Piece Comment

Review of Scab Artist


This is a fascinating and challenging listen. I absolutely loved the first few minutes of the piece for its experimentalism and its honesty, but I soon came to worry that I wasn't "getting" it. Still, if you're looking for a meandering but intensely personal document of a young man's life in a harsh city, you'll like this.

The piece opens with choppily-edited voices repeating different definitions of the same words, honest, depressive-sounding rap, and a rambling, off-the-cuff description of the narrator's life in a dirty, crowded city. The piece oozes dark cynicism: the first narration ends by saying, "I'm alive, I guess."

The stories that follow are oddly fascinating, and some of the writing is poetic and image-rich: moldy chili that grows back, pizza that serves as "sudden and satifsying grounding in reality". But much of this seems thrown together at random, as if the narrator wanted to include what he considers key elements -- drugs, crazy people, fetishist neighbors -- in an attempt to gain non-conformist credibility. (What a concept!) "I am the underground," the narrator tells us, cynically saying it's only because he doesn't have enough money to buy into consumerism. It's unclear how sincere he is.

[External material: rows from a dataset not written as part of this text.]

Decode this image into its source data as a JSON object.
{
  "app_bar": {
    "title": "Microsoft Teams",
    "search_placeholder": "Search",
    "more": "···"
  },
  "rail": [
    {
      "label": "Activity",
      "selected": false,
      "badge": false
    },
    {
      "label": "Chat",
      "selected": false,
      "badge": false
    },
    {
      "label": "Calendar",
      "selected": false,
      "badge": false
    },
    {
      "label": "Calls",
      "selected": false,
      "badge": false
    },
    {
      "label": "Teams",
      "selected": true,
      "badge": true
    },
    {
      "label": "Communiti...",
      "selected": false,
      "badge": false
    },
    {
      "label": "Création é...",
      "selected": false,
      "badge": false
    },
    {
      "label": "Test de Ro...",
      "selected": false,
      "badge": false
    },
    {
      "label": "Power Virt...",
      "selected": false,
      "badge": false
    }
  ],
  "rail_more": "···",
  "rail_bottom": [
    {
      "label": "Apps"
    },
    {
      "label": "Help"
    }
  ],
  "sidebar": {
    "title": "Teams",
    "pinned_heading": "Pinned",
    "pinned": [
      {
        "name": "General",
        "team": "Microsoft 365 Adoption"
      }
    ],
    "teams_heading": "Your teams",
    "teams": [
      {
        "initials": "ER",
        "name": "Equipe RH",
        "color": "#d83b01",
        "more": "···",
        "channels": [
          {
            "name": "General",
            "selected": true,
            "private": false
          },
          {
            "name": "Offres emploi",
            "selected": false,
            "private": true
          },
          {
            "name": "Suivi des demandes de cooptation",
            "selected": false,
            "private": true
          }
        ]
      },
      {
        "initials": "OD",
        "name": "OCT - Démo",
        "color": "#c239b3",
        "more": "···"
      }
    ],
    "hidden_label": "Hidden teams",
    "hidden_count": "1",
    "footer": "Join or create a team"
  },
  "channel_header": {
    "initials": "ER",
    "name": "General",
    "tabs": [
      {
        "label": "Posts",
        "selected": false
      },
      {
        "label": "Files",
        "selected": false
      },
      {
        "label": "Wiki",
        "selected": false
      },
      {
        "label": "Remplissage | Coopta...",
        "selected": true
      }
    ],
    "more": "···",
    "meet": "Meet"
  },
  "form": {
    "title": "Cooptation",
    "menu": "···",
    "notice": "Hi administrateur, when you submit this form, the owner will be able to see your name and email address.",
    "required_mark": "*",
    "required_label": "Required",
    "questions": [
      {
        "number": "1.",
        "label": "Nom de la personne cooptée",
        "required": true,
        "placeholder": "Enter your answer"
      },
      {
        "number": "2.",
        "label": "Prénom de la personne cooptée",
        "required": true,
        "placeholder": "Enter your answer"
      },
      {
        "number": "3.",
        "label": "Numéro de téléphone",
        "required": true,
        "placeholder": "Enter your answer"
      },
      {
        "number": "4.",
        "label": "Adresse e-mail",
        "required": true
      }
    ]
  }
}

The central metaphor -- that a residue of life builds up, crustily, around each of us from our interactions with everyone else, like a scab where blood meets the air -- is promising but seems under-developed. At times it seems like the piece is merely an attempt to lend meaning to a set of otherwise less meaningful experiences. But, the cynical narrator would argue, isn't that all that life is?

It sounds great, though. The echoed, repeating phrases and the use of music are both really well done. McCandless is certainly right about one thing: the story does merit repeat listenings, even if that's only because it's so non-linear and potentially confusing the first time through. I had to listen again, because I wanted to "get" it.